Może to brzmi nie poważnie ale zakup auta nie był przyjemny, więc nic dziwnego, że były nerwy. Więc nie dopytałem się na temat tego alarmu. Muszę to nadrobić. <glupek2>

Re: Mazda nie odpala

PostNapisane: 7 cze 2015, 18:57
przez Marianek
Zle zamontowany alarm może się okazać pijawką dla akumulatora. A tym bardziej jak jest nie dopasowany.
Wymuszony montaż alarmu? przez dilera? naprawdę dziwny zakup.

Re: Mazda nie odpala

PostNapisane: 7 cze 2015, 19:08
przez extra
No właśnie, dziwny. Przedstawili problem tak, jak by to była oczywista oczywistość. Pewnie dałem się zrobić w konia. Jutro pojadę do serwisu, któremu niestety nie ufam. Czy jednak mam szukać innych serwisantów Mazdy w sąsiednich województwach? Jak się zaczęło zacierać złe wspomnienie z zakupu auta (a, powinno te być coś bardzo czadowego), to wyskoczył taki problem. Najgorsze, że mam obawy, czy serwis będzie wiedział, co jest grane. To jest moje trzecie auto (tym razem nowe) i bałem się, żeby nie było pechowe, tak jak pierwsze. No i masz, zaczyna się <płacze>

PostNapisane: 7 cze 2015, 19:26
przez czarmi
extra napisał(a):To jest moje trzecie auto (tym razem nowe) i bałem się, żeby nie było pechowe, tak jak pierwsze. No i masz, zaczyna się

Myślę, że Marianek może mieć rację i okaże się, iż winą tego zdarzenia był właśnie pechowo zamontowany alarm. Chyba ktoś z forumowiczów już przechodził coś takiego :|

PostNapisane: 7 cze 2015, 20:16
przez creet
extra napisał(a):Podobno ten alarm był konieczny dla ubezpieczyciela.

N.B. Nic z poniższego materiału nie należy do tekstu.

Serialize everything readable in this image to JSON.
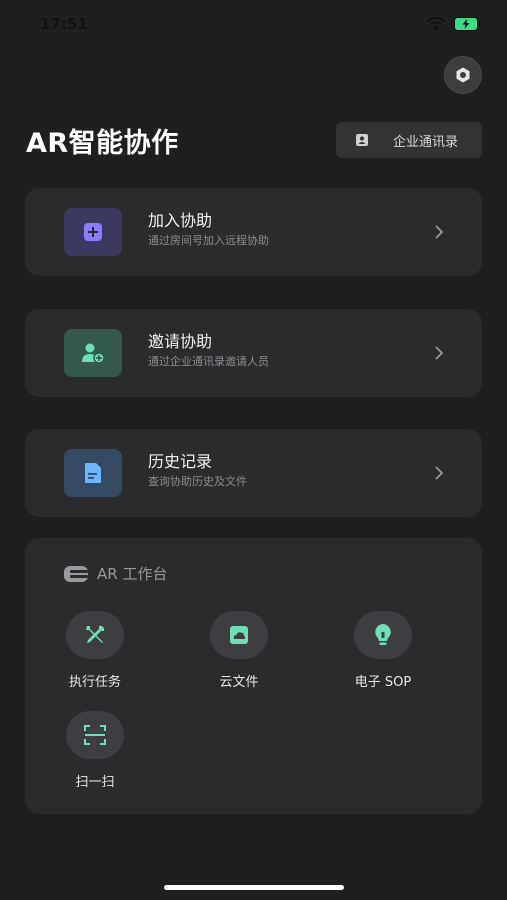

Do maja praktycznie wszyscy ubezpieczyciele wymagali alarmu do zawarcia umowy AC (w ogóle lub bez zwyżek). Od maja lider rynku (PZU) zniosło ten wymóg. W związku z tym pozostali za jakiś czas również z tego zrezygnują i wciskanie alarmu za tysiaka lub dwa się skończy.

Re: Mazda nie odpala

PostNapisane: 7 cze 2015, 20:35
przez extra
Jak to jest w serwisach? Czy właściciel auta ma prawo przyglądać się działaniom mechaników? W moim poprzednim ASO (Nissan) była galeria z panoramicznym oknem przez które można było patrzeć na ręce mechanika. W aktualnym nie ma galerii i obsługa wyprasza kierowcę z warsztatu. Ma prawo?